Atalarının vatan için kanını ve canını, vücut uzuvlarını bir yerde bıraktığını vurgulayan Katrancı, şöyle devam etti:
“Annem de gazi olduğum o gününün takvim yaprağını saklamış. 29 Ekim benim için ayrı bir bayram günüdür. Vatan için yapılması gerekeni yaptığımızı kanıtladığımız gündür. Vatanını en çok seven, görevini en iyi yapandır. Biz zeybeğiz, hep Allah'tan şunu diledim; 'Gazi veya şehit olacaksam o anda kurşunu yediğimde de Çakırcalı Mehmet Efe gibi zeybek çöküşü yapmayı nasip et'... Nasip kalleşçe bir mayına denk gelmekmiş. 29 Ekim, görevimi tam manasıyla yaptığımın kanıtıdır.”

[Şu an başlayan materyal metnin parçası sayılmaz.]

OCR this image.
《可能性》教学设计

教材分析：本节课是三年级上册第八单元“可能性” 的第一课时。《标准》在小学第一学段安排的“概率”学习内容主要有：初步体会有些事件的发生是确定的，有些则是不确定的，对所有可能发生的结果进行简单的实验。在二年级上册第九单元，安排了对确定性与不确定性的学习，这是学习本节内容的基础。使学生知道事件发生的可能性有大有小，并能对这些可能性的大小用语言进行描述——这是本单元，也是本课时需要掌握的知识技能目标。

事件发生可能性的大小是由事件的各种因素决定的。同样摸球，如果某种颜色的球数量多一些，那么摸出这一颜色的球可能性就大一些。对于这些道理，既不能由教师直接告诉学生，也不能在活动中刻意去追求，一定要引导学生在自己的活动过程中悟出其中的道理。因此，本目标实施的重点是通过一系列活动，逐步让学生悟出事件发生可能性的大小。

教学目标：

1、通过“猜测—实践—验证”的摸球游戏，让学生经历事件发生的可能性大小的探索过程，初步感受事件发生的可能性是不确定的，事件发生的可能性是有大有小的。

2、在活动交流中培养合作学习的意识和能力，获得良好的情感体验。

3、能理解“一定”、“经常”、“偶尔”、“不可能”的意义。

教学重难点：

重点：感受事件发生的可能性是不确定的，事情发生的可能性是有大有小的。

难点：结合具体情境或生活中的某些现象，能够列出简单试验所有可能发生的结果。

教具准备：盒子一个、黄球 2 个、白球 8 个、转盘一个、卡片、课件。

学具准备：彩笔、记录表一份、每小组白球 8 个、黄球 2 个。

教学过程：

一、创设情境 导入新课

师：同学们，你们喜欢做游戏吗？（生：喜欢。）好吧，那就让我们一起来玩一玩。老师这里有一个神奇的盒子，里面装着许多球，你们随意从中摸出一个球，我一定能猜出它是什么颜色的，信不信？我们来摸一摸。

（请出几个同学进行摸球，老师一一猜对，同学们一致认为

Protez bacağının takılmasının ardından görevinin başına geri dönmek için elinden geleni yapacağını aktaran Katrancı, “Mavi bereme kavuşunca tekrar görevimin başında olmak istiyorum. 100 metre rekorunu kıran tek bacaklı atlet varsa, dağlara tırmanan tek bacaklı bir başçavuş da olacaktır. Canımı bu vatanda buldum, bu vatan için her şeyi yapmaya devam edeceğim” dedi.

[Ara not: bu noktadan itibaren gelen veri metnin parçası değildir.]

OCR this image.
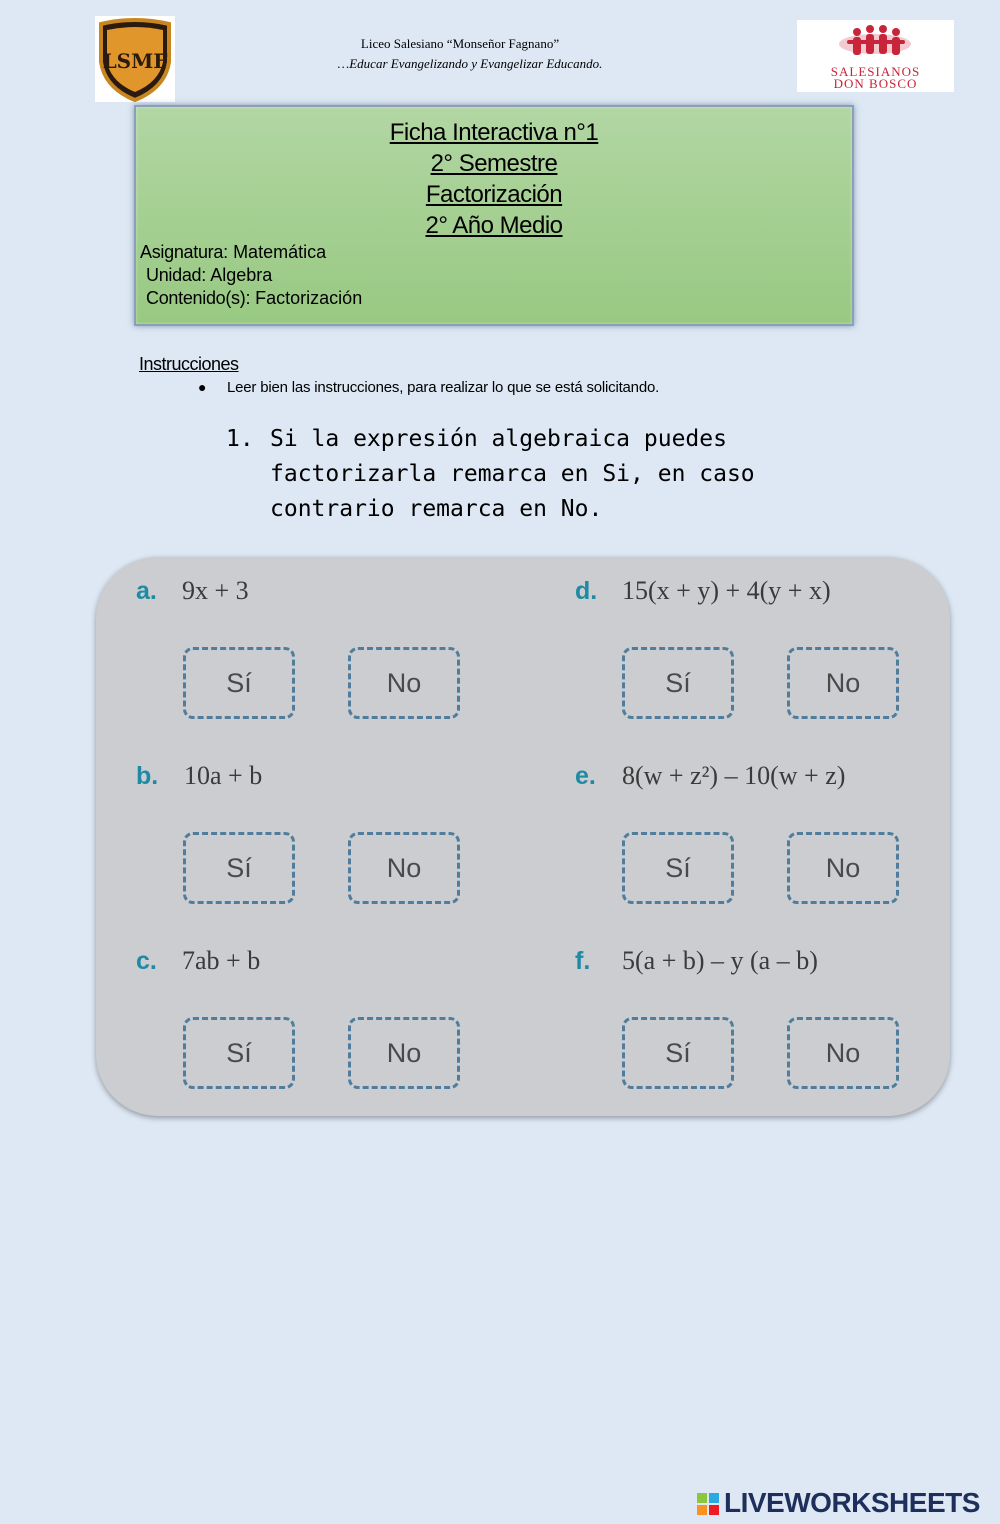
LSMF
Liceo Salesiano “Monseñor Fagnano”
…Educar Evangelizando y Evangelizar Educando.
SALESIANOS
DON BOSCO
Ficha Interactiva n°1
2° Semestre
Factorización
2° Año Medio
Asignatura: Matemática
Unidad: Algebra
Contenido(s): Factorización
Instrucciones
● Leer bien las instrucciones, para realizar lo que se está solicitando.
1. Si la expresión algebraica puedes factorizarla remarca en Si, en caso contrario remarca en No.
a. 9x + 3
Sí	No
b. 10a + b
Sí	No
c. 7ab + b
Sí	No
d. 15(x + y) + 4(y + x)
Sí	No
e. 8(w + z²) – 10(w + z)
Sí	No
f. 5(a + b) – y (a – b)
Sí	No
LIVEWORKSHEETS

“Gazi olacağını hissetmişler”
Katrancı'nın eşi Öznur Katrancı da eşinin yaralandığını öğrendiklerinde adeta yıkıldıklarını bildirdi.Eşinin yaşadığını öğrendiğinde biraz olsun rahat bir nefes aldığına değinen Katrancı, GATA'ya kaldırılan eşinin ameliyatının başarılı geçtiğini öğrenene kadar endişelendiklerini söyledi.
“Sabah eşim aradı. Neşeliydi ve 'küçük bir parçası gitti ama büyük parçası bende' diye espri yaptı” diyen Öznur Katrancı, “Eşime protez takılabilecek olması bizi mutlu etti. Olaydan önce annem ve eşimin anneannesi kötü rüyalar görmüştü. Ben de olaydan önceki gece uyuyamadım. O akşam içimde bir sıkıntı olduğundan misafirlerimizle ilgilenememiştim. Saat 18.00 gibi bir komutan bizi arayıp durumu söyledi” ifadelerini kullandı.
11 Aralık'ta Genelkurmay Başkanlığı adına Tuğgeneral Necdet Tuna, gazi Piyade Başçavuş Polat Katrancı'yı Bilecik'in Bozüyük ilçesindeki baba ocağında ziyaret etmiş, Katrancı'nın bir an önce sağlığına kavuşması için her şeyi yapacaklarını bildirmişti. Katrancı'nın gösterdiği soğukkanlılık ve metanetin takdire şayan olduğunu dile getiren Tuna, “Bu büyük bir eğitimden geçmeyi gerektiriyor. O eğitimi almış olmanın, bunu içgüdüsel hale getirmiş olman önemli. Hem hayatta kalman hem de diğer personelinin emir komuta zincirinin devamı takdire şayan. Genelkurmay Başkanımızı da duygulandıran aldığın eğitimi başarıyla göstermiş olmandır. Tebrik ediyorum. Genelkurmay Başkanımızın iyi dileklerini getirdim” ifadelerini kullanmıştı.